Behind the suggestion of a larger hike may have been concerns over underlying inflation, which has become the focus of policymakers as overall price gains have abated.
“While members considered that the second consecutive decline in core inflation was a positive signal, it was widely felt that there was as yet no sufficient or convincing evidence to confirm a turning point,” the account said.
The ECB has said it’s very likely to raise rates again at its next meeting, in two weeks, as underlying price growth — at 5.4% — remains far above the 2% target.
What happens beyond that remains open. Officials have recently struck a cautious tone, saying the next steps depend on incoming data. Vice President Luis de Guindos has said that core inflation is showing signs of softening, while Chief Economist Philip Lane highlighted that the transmission of past hikes through banks will gain strength.
Other comments from the ECB’s account:
On Interest Rates:
- “Emphasis was put on the merit of sticking to a data-dependent, meeting-by-meeting approach in an uncertain environment, particularly as rates were moving closer to a possible peak level”
- “The view was held that the Governing Council could consider increasing interest rates beyond July, if necessary”
On Inflation:
- “Indicators of underlying price pressures remained strong, although some showed tentative signs of softening”
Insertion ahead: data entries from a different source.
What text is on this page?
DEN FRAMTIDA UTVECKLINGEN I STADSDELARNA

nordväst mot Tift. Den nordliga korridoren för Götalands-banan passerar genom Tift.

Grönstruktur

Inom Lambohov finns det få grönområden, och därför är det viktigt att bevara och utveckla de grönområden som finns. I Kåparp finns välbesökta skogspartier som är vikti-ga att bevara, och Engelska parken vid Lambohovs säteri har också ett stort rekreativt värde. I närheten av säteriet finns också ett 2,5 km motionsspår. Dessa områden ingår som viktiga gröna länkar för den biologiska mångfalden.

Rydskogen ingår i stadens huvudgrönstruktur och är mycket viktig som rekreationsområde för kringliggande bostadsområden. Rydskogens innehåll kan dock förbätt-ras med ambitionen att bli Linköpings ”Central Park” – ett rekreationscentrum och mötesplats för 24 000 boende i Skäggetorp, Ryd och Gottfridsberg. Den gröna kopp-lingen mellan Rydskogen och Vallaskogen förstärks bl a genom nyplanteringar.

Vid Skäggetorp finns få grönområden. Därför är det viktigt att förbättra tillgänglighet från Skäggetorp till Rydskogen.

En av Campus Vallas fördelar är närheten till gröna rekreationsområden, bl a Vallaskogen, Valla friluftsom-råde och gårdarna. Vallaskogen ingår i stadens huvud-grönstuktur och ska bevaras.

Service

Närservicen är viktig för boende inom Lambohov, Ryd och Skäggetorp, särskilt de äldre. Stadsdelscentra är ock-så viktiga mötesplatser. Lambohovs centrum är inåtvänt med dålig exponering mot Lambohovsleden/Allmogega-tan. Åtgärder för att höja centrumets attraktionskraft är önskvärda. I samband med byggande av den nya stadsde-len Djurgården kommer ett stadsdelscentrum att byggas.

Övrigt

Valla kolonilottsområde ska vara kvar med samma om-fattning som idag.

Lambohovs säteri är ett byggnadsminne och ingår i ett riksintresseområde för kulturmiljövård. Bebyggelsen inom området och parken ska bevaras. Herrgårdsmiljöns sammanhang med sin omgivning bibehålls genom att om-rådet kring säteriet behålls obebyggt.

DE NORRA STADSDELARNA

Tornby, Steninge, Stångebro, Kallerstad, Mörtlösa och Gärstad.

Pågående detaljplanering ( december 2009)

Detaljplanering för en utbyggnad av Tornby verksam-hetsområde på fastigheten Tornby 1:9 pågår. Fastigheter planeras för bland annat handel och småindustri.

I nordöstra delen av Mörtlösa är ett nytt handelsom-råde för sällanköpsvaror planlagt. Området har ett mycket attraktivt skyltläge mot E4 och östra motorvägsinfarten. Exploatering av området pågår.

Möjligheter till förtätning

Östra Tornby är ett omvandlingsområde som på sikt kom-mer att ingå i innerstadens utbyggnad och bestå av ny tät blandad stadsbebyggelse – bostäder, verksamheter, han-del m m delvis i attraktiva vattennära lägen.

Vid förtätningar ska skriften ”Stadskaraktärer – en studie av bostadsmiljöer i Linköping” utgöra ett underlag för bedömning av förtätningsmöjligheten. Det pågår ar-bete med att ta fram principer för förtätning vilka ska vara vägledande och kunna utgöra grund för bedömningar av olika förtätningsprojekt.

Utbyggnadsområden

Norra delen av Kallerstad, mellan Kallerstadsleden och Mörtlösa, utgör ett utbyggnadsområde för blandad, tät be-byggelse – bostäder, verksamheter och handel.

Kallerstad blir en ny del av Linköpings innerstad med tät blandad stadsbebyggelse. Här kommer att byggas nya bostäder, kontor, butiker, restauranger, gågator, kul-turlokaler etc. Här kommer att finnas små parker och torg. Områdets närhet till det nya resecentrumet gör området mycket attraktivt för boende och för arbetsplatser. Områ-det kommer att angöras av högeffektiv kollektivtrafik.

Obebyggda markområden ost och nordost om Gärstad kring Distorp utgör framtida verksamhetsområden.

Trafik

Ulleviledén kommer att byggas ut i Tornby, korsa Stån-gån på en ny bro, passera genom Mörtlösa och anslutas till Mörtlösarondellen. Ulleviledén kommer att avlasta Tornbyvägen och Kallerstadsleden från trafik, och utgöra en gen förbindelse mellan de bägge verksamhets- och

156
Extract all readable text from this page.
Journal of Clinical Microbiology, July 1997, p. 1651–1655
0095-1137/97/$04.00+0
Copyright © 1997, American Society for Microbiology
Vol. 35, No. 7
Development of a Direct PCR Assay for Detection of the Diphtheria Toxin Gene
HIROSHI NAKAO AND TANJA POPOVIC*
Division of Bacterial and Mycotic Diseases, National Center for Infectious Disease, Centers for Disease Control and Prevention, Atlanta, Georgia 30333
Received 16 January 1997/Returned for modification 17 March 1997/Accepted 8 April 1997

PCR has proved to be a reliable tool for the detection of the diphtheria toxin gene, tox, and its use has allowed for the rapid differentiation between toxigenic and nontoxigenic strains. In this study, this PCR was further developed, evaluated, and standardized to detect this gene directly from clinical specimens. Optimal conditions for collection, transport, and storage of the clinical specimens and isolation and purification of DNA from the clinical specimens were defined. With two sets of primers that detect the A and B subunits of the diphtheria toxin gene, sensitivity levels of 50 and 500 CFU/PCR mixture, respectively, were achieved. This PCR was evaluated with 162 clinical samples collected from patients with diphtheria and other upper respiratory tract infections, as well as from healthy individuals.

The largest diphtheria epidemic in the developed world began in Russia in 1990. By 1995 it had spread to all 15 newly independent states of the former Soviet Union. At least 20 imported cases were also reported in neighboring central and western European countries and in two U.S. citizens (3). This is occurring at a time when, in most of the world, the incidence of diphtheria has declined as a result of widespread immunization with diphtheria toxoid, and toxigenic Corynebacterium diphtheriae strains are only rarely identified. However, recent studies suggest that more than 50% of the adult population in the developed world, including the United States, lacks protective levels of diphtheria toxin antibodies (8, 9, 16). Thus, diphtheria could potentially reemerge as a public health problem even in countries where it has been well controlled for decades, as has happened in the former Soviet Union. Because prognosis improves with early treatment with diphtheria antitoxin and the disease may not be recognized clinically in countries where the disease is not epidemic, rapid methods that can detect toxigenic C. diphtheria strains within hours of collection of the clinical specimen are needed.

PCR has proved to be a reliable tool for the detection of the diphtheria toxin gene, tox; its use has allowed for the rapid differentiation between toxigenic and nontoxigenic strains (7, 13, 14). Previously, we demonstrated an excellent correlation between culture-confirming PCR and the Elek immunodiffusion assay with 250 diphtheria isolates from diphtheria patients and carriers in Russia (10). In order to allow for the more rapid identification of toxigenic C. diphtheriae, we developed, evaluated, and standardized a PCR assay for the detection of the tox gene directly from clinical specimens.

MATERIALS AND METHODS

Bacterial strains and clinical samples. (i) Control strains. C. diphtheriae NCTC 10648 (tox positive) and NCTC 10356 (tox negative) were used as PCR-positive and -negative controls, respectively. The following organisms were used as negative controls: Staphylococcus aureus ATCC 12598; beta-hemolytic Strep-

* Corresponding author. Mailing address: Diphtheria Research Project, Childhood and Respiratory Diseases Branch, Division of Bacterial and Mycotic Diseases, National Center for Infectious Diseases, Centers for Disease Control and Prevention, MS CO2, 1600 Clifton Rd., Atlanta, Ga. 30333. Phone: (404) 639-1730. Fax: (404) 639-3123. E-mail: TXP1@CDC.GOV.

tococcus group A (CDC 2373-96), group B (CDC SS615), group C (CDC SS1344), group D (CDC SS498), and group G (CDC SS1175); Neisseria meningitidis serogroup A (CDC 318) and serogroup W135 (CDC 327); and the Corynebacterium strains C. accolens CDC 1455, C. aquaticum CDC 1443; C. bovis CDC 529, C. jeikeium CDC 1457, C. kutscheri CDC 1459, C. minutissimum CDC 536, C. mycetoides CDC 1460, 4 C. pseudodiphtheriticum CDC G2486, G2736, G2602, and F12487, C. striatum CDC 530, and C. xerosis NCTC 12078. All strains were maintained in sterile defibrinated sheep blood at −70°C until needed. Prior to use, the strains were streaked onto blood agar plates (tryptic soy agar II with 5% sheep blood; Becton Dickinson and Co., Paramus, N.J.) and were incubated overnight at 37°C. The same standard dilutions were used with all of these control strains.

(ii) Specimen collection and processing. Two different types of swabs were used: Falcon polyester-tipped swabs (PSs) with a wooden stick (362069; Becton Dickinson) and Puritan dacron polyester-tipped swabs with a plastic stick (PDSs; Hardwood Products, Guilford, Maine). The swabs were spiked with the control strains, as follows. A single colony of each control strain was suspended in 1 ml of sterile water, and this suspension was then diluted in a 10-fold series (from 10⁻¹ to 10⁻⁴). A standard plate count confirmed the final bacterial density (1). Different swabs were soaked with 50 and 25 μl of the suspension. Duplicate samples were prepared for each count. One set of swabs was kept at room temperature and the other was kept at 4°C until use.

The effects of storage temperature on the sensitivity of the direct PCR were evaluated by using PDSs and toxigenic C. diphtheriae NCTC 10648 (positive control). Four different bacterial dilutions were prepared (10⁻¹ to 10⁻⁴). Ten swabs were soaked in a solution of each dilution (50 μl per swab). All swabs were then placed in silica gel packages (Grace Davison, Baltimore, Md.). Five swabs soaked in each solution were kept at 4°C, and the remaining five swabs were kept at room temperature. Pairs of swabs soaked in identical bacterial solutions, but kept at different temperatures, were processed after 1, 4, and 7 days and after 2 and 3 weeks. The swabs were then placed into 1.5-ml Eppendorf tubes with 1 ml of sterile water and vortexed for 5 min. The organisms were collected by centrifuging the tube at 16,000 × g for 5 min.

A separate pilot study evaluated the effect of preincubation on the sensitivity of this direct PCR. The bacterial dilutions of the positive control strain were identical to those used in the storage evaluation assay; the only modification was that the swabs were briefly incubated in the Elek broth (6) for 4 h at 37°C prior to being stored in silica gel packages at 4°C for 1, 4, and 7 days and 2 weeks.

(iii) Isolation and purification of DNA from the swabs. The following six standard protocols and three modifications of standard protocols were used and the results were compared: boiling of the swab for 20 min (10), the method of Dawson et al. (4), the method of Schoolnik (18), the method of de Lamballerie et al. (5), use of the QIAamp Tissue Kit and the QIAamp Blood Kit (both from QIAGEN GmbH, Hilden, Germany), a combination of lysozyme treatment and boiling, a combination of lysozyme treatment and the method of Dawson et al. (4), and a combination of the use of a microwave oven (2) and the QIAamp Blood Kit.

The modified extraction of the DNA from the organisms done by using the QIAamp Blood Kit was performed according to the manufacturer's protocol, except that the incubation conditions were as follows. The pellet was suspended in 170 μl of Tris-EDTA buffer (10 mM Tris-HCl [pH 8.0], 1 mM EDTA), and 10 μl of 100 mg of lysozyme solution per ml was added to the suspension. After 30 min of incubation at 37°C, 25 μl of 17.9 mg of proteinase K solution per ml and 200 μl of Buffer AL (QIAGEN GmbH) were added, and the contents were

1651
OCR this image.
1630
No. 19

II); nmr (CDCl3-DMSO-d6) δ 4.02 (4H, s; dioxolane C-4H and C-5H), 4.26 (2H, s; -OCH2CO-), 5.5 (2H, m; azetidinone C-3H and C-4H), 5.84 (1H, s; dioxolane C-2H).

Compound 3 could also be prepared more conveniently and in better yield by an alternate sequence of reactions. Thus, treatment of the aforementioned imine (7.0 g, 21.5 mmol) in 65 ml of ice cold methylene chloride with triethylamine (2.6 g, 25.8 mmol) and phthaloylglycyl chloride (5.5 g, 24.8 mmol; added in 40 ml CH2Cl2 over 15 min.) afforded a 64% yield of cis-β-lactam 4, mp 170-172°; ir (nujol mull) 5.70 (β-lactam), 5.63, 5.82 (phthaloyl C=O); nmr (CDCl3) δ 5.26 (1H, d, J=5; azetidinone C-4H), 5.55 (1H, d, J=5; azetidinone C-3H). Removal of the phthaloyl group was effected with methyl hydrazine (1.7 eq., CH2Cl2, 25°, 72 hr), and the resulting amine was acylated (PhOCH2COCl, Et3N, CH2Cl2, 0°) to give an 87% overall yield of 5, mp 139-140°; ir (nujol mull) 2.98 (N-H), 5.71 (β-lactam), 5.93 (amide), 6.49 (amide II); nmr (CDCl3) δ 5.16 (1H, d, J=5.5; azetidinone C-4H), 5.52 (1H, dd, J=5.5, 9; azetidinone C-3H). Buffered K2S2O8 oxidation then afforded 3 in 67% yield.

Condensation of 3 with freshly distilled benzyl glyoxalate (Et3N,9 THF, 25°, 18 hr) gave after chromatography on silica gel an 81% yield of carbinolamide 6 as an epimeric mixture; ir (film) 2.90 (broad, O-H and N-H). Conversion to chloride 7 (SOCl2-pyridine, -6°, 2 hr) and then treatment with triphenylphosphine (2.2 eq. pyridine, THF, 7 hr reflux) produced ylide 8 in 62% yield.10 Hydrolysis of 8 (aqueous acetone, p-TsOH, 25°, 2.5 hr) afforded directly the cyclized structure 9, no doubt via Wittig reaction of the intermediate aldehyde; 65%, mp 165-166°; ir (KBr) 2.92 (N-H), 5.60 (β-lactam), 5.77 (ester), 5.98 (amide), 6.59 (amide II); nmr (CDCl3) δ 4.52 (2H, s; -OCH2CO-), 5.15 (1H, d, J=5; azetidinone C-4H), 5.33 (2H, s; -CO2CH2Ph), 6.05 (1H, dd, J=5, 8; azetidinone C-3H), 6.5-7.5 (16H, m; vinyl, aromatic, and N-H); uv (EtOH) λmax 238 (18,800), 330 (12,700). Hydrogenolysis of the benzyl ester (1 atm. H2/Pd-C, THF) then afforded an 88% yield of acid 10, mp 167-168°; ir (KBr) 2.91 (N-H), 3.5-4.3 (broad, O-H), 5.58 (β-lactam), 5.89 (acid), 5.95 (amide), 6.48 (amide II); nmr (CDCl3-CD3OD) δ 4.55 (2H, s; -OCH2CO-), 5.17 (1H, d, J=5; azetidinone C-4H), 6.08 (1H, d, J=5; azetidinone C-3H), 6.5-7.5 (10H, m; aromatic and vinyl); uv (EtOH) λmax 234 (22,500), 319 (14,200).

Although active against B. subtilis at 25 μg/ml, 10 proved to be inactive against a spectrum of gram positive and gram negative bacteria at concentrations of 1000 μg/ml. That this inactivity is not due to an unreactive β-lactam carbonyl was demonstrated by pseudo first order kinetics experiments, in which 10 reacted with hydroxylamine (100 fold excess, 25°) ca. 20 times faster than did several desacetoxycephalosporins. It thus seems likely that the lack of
- “Doubts were expressed about whether a particular emphasis on core inflation was justified, as it was not seen to be a leading indicator of future headline inflation”
- “The extent of the upward revisions to the inflation outlook “was also questioned, in the light of the latest, more encouraging data and with respect to changes in the assumptions underpinning the June projections compared with the March projections”
On Policy Transmission:
- “The accumulated policy tightening was increasingly taking hold in the economy, as the tighter monetary-policy stance seemed to be gradually felt in real activity”
- “Overall, the recent contraction in credit had exceeded the scale indicated by historical patterns”
On the ECB’s Balance Sheet:
- “A very broad consensus also prevailed in favor of confirming the end of reinvestments under the APP as of July, as proposed by Mr Lane, although a preference was also expressed for deferring the decision to a later date, after the effects of the June TLTRO III repayments on banks’ liquidity had been assessed”
- “Preserving the option to apply flexibility to reinvestments under the pandemic emergency purchase program as a first line of defense against fragmentation risks continued to be warranted”
(Updates with further comments from account in bullet points.)